There has been the usual run of depressing stories of late about the ideological tilt (if "tilt" is a strong enough word for it) of American academe. Just this past week, we had stories on the viciously anti-Semitic department chairman at Columbia who thinks CNN should be tried for "war crimes," and the New York Times discovering, for the umpteenth time, that there are almost no Republicans or conservatives on campus. And so it goes.
But there are some very good things going on, and those deserve some sympathetic attention on Thanksgiving eve. The National Endowment for the Humanities under the impressive leadership of the distinguished art historian Bruce Cole has established a program, called "We the People," that has sought to return the serious study of American history and American political institutions to the forefront of scholarly interest. The National Endowment for the Arts, under the equally inspired leadership of poet Dana Gioia, has overcome its controversial "transgressive" past, and reoriented itself around a splendid and unabashedly patriotic motto: "A great nation deserves great art." Amen to that! Not that anyone's noticed, but the cretinous George W. Bush has somehow managed to appoint the best NEH and NEA chairmen in those agencies' history. They are slowly but surely becoming important agents for the renewal of American culture.

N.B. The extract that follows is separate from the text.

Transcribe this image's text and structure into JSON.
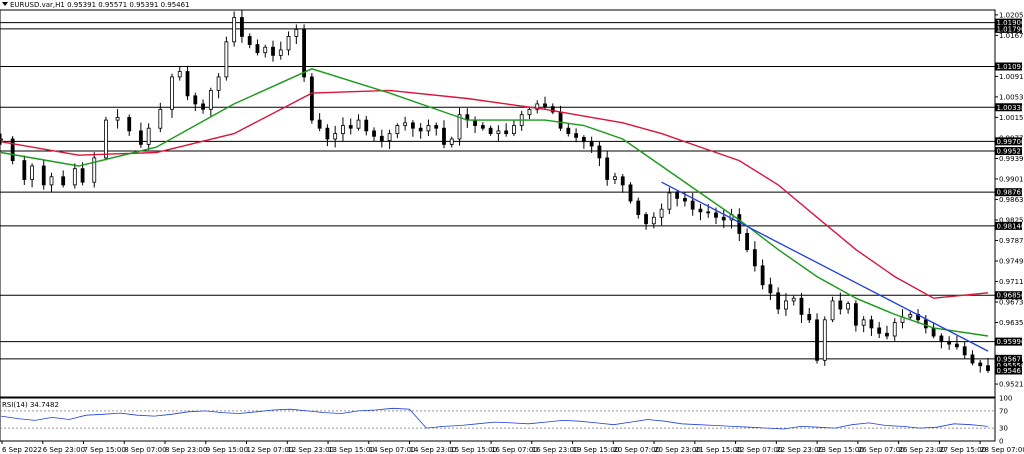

And another agent for change, just emerging on the horizon, but whose strength is growing daily, is a movement to create centers for the study of free institutions on campuses around the country. Patterned in part on Robert George's wildly successful James Madison Program in American Ideals and Institutions at Princeton University, the movement now has a clearing house, the Association for the Study of Free Institutions and Free Societies, also located in Princeton. Readers of the Democracy Project website will be especially interest in browsing the ASFIFS website, and acquainting themselves with the programs that have already been established at campuses of all shapes and sizes, all over the country. (Aficionados of the web will notice that, for example, the Ashbrook Center at Ashland University, which is well-known as an almost constant stream of excellent web-based content and commentary, is a part of this movement.) We have barely begun to see the effects of such centers, but their potential is enormous. It almost seems too much to hope that the culture of American academia could be reformed and revitalized. But stranger things have happened. Contemplate that possibility as you give thanks tomorrow.